41) Arishta (Arista):
Arista refers to an author or contributor associated with the research. The collaborative efforts of various researchers, including Arista, serve to enhance the study of stingless bee honey and its potential applications in public health, specifically against COVID-19.
42) Forest:
Forests are vital ecosystems that support biodiversity and are often where stingless bees collect nectar. The environmental factors associated with forests may influence the quality and composition of honey produced, impacting its health benefits and potential efficacy against viral infections.
43) Aroma (A-roma):
Aroma refers to the distinctive scent of honey, which can vary based on nectar sources. In this study, different aromas associated with honey could relate to its phytochemical content and may also influence its biological activity in inhibiting SARS-CoV-2 binding.
44) Rules:
Rules can refer to the established guidelines or methodologies followed in scientific research.

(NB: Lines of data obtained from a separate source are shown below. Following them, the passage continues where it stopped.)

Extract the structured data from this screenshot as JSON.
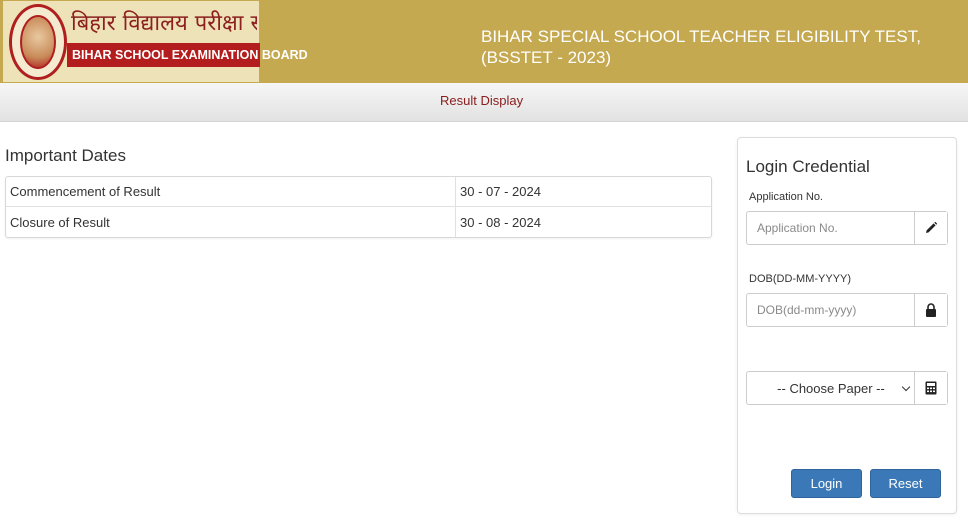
{
  "header": {
    "logo_hindi": "बिहार विद्यालय परीक्षा समिति",
    "logo_english": "BIHAR SCHOOL EXAMINATION BOARD",
    "title_line1": "BIHAR SPECIAL SCHOOL TEACHER ELIGIBILITY TEST,",
    "title_line2": "(BSSTET - 2023)"
  },
  "nav": {
    "result_display": "Result Display"
  },
  "important_dates": {
    "title": "Important Dates",
    "rows": [
      {
        "label": "Commencement of Result",
        "value": "30 - 07 - 2024"
      },
      {
        "label": "Closure of Result",
        "value": "30 - 08 - 2024"
      }
    ]
  },
  "login": {
    "title": "Login Credential",
    "application_label": "Application No.",
    "application_placeholder": "Application No.",
    "application_value": "",
    "dob_label": "DOB(DD-MM-YYYY)",
    "dob_placeholder": "DOB(dd-mm-yyyy)",
    "dob_value": "",
    "paper_selected": "-- Choose Paper --",
    "login_button": "Login",
    "reset_button": "Reset",
    "icons": {
      "application": "pencil-icon",
      "dob": "lock-icon",
      "paper": "calculator-icon"
    }
  },
  "colors": {
    "header_bg": "#c4a950",
    "brand_red": "#b31d1d",
    "nav_link": "#8a1c1c",
    "button_blue": "#3a78b8"
  }
}
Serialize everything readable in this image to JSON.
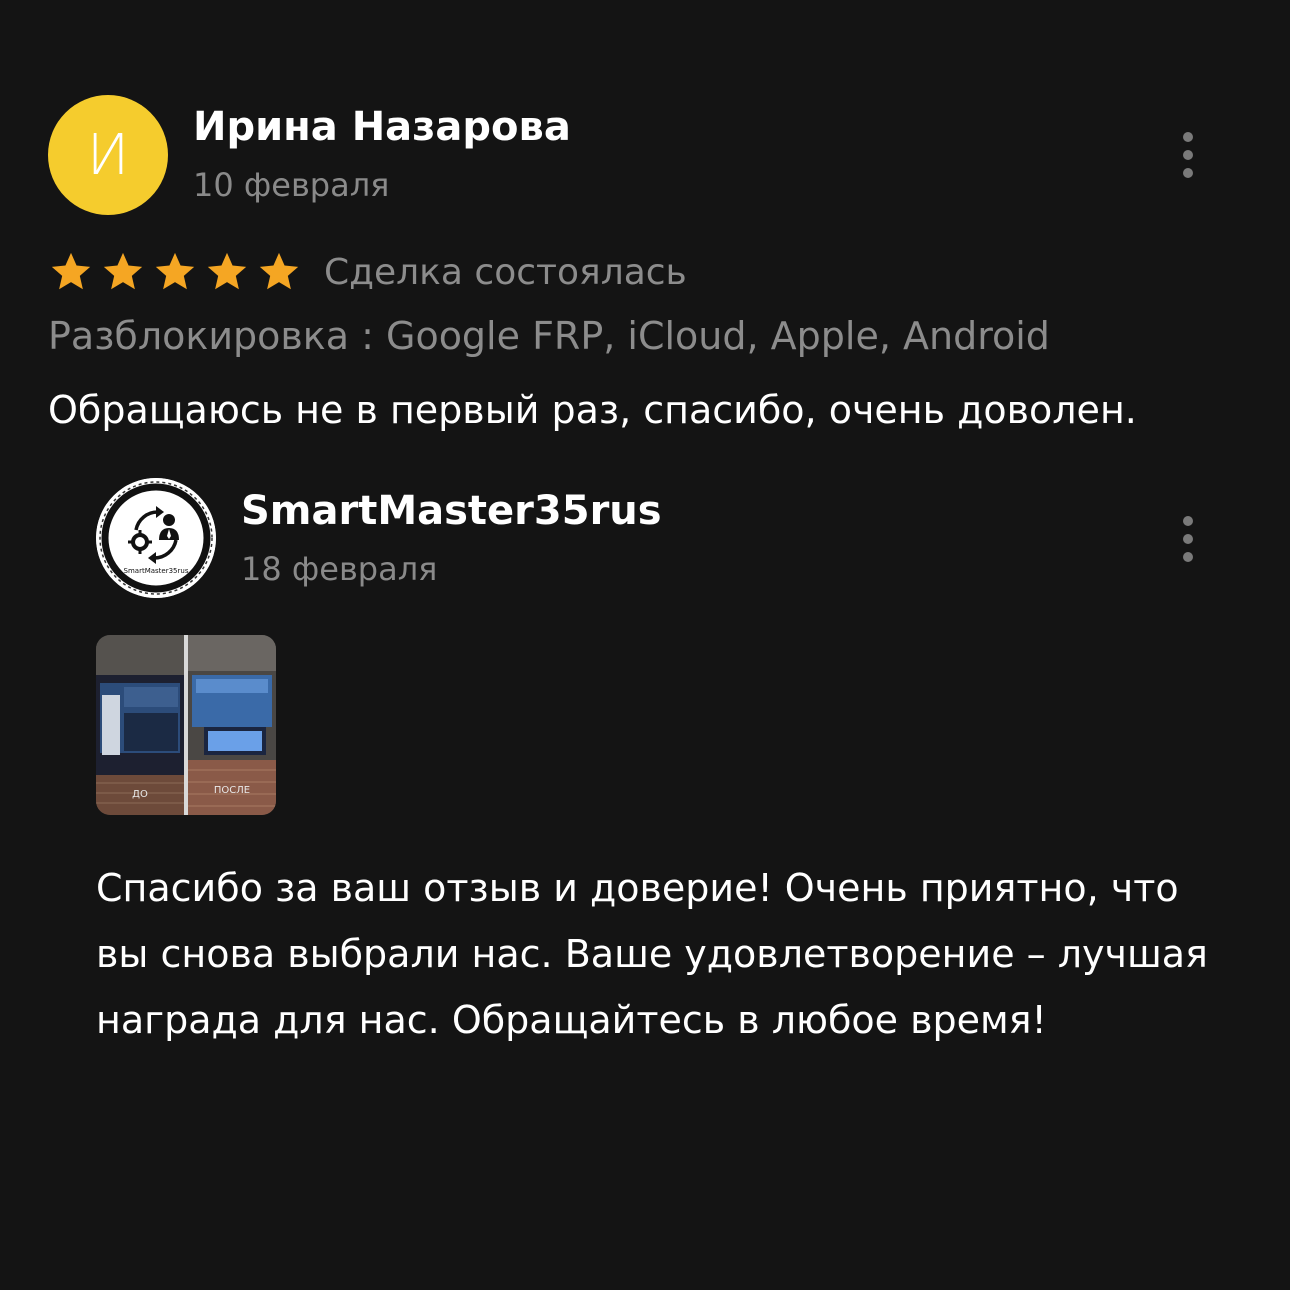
{
  "review": {
    "author": {
      "initial": "И",
      "avatar_color": "#f5cc2d",
      "name": "Ирина Назарова",
      "date": "10 февраля"
    },
    "rating": {
      "stars": 5,
      "max_stars": 5,
      "star_color": "#f5a623",
      "status": "Сделка состоялась"
    },
    "category": "Разблокировка : Google FRP, iCloud, Apple, Android",
    "text": "Обращаюсь не в первый раз, спасибо, очень доволен.",
    "more_icon": "more-vertical-icon"
  },
  "reply": {
    "seller": {
      "name": "SmartMaster35rus",
      "date": "18 февраля",
      "logo_caption": "SmartMaster35rus"
    },
    "attachment": {
      "labels": [
        "ДО",
        "ПОСЛЕ"
      ]
    },
    "text": "Спасибо за ваш отзыв и доверие! Очень приятно, что вы снова выбрали нас. Ваше удовлетворение – лучшая награда для нас. Обращайтесь в любое время!",
    "more_icon": "more-vertical-icon"
  }
}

This study adheres to scientific rules and protocols in conducting experiments, ensuring that data collection, analysis, and interpretations are rigorously performed to uphold the research's validity.
45) Pine (Pimte):
Pine may refer to a particular aromatic characteristic derived from specific flora contributing to the nectar that bees utilize. In the context of this study, the unique properties of honey sourced from pine-related plants may have significant implications in its overall phytochemical composition and bioactivity.
46) Sour:
Sour describes another taste characteristic that may be present in some honeys, which can reflect the diversity of floral sources. Such sensory profiles of honey, including its sourness, can help correlate the composition of phytochemicals and their potential health benefits in fighting infections.
47) Post:
Post generally refers to something located behind or after. In scientific literature, it could imply the consideration of future research directions or implications that arise from a study's findings, directing attention toward subsequent investigations surrounding the role of stingless bee honey in health.
Other Science Concepts:
Discover the significance of concepts within the article: ‘Screening Stingless Bee Honey for ACE2-Spike Inhibition Activity’. Further sources in the context of Science might help you critically compare this page with similair documents:
Therapeutic effect, Natural materials, Phytochemical analysis, In vitro study, Positive control, Dose Dependent Inhibition, Cancer cell line, SARS-CoV-2 Infection, Travel restrictions, Phytochemical compound.